|Ph.D Student||Bettman Noam|
|Subject||Monocyte Dysfunction in Gaucher's Disease|
|Department||Department of Medicine||Supervisors||Dr. Irit Avivi|
|Dr. Hanna Rosenbaum|
|Dr. Tamar Katz|
|Full Thesis text|
Gaucher’s disease (GD) is the most prevalent lysosomal storage disorder. The disease, caused by a marked deficiency in β-glucocerebrosidase function, is characterized by low blood counts, organomegaly, various bone manifestations and immune-related alterations.
Monocytes are myeloid-linage immune cells that migrate out of the bone-marrow and replenish peripheral tissues, monitoring it for pathogens. These cells also activate and regulate innate and adaptive immune functions and differentiate into tissue resident macrophages and dendritic cells (DCs). As monocytes exert a most prominent β-glucocerebrosidase function, its functional deficiency in GD might impair monocyte function and cause some of the disease immune alterations. The aim of this study was to test monocyte functions in Gaucher’s patients and to clarify the mechanisms of their dysfunction.
Anti-CD14 (a monocyte marker) staining of patients’ and healthy volunteers’ (HVs) blood samples, showed patients to have significantly fewer monocytes in their blood (9% vs. 13.5%; p<0.05). In vitro migration tests towards stromal-cell derived factor 1α (SDF1α; 0.5μg/ml & 1μg/ml) revealed that patients-derived monocyte migration is significantly impaired (6.3% and 9% vs. 14% and 21.8% in HVs, respectively; p<0.05 for both concentrations). Similar amounts of SDF1α cognate receptor [CXC-motif chemokine receptor (CXCR) 4] mRNA transcripts were found in patients’ and HVs’ monocytes. Nevertheless, the surfaced CXCR4 expression was lower in patients’ monocytes and higher within the cells, while HVs-derived cells had high extracellular and low intracellular CXCR4 expression (43.9% and 56.4% vs. 60.3% and 32.2%, respectively; p<0.01). The different CXCR4 distribution might result from elevated SDF1α levels found in patients’ serum (2603pg/ml vs. 2039pg/ml in HVs’; p<0.01), causing its internalization. Similar SDF1α-CXCR4 binding, CXCR4 function and CXCR7 (SDF1α-scavenging receptor) expression were recorded in patients and HVs, precluding these mechanisms contribution in affecting GD patients-derived SDF1α-dependent migration. HVs’ monocyte migration and CXCR4 expression were not changed upon β-glucocerebrosidase inhibition.

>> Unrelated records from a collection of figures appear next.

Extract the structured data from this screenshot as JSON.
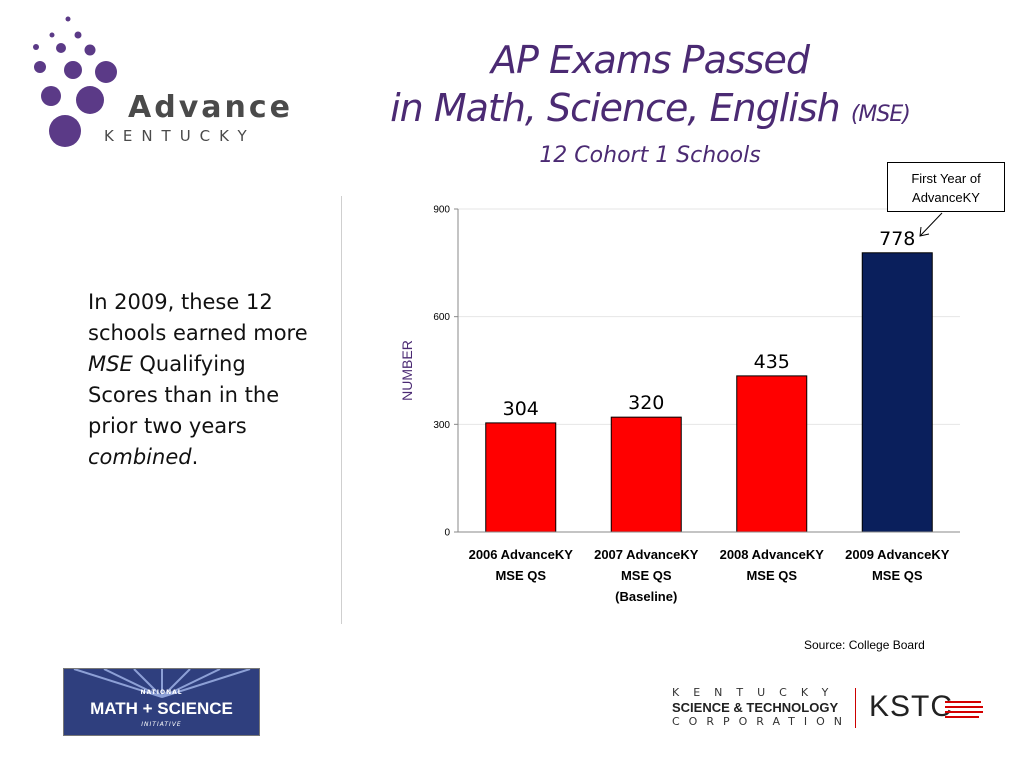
{
  "header": {
    "title_line1": "AP Exams Passed",
    "title_line2": "in Math, Science, English",
    "title_suffix": "(MSE)",
    "subtitle": "12 Cohort 1 Schools"
  },
  "logo": {
    "word": "Advance",
    "sub": "KENTUCKY"
  },
  "left_text": {
    "part1": "In 2009, these 12 schools earned more ",
    "em1": "MSE",
    "part2": " Qualifying Scores than in the prior two years ",
    "em2": "combined",
    "part3": "."
  },
  "callout": {
    "line1": "First Year of",
    "line2": "AdvanceKY"
  },
  "source": "Source: College Board",
  "footer": {
    "nmsi_top": "NATIONAL",
    "nmsi_main": "MATH + SCIENCE",
    "nmsi_bottom": "INITIATIVE",
    "kstc_top": "KENTUCKY",
    "kstc_mid": "SCIENCE & TECHNOLOGY",
    "kstc_bottom": "CORPORATION",
    "kstc_logo": "KSTC"
  },
  "colors": {
    "title": "#4b2a73",
    "bar_red": "#ff0000",
    "bar_navy": "#0a1f5c",
    "gridline": "#e6e6e6"
  },
  "chart_data": {
    "type": "bar",
    "categories": [
      [
        "2006 AdvanceKY",
        "MSE QS"
      ],
      [
        "2007 AdvanceKY",
        "MSE QS",
        "(Baseline)"
      ],
      [
        "2008 AdvanceKY",
        "MSE QS"
      ],
      [
        "2009 AdvanceKY",
        "MSE QS"
      ]
    ],
    "values": [
      304,
      320,
      435,
      778
    ],
    "bar_colors": [
      "#ff0000",
      "#ff0000",
      "#ff0000",
      "#0a1f5c"
    ],
    "ylabel": "NUMBER",
    "ylim": [
      0,
      900
    ],
    "yticks": [
      0,
      300,
      600,
      900
    ],
    "grid": true
  }
}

Antigen uptake test revealed an inferior capacity of GD-derived monocytes to engulf antigens (37.8% vs. 57.9%; p<0.05), and patients also showed decreased numbers of several DCs precursors. GD monocyte-derived DCs showed impaired function, both as immature DCs (antigen uptake) and mature DCs (T cell viability and interferon-γ secretion). Interestingly, patients receiving enzyme replacement therapy had increased amounts of monocytes and DCs precursors, while serum substitution improved DCs antigen uptake capacity and T cells interferon-γ secretion.
Our results indicate an impaired monocyte function in GD patients, which relates to patients’ serum (the functional impairments) and β-glucocerebrosidase deficiency (the quantitative impairments).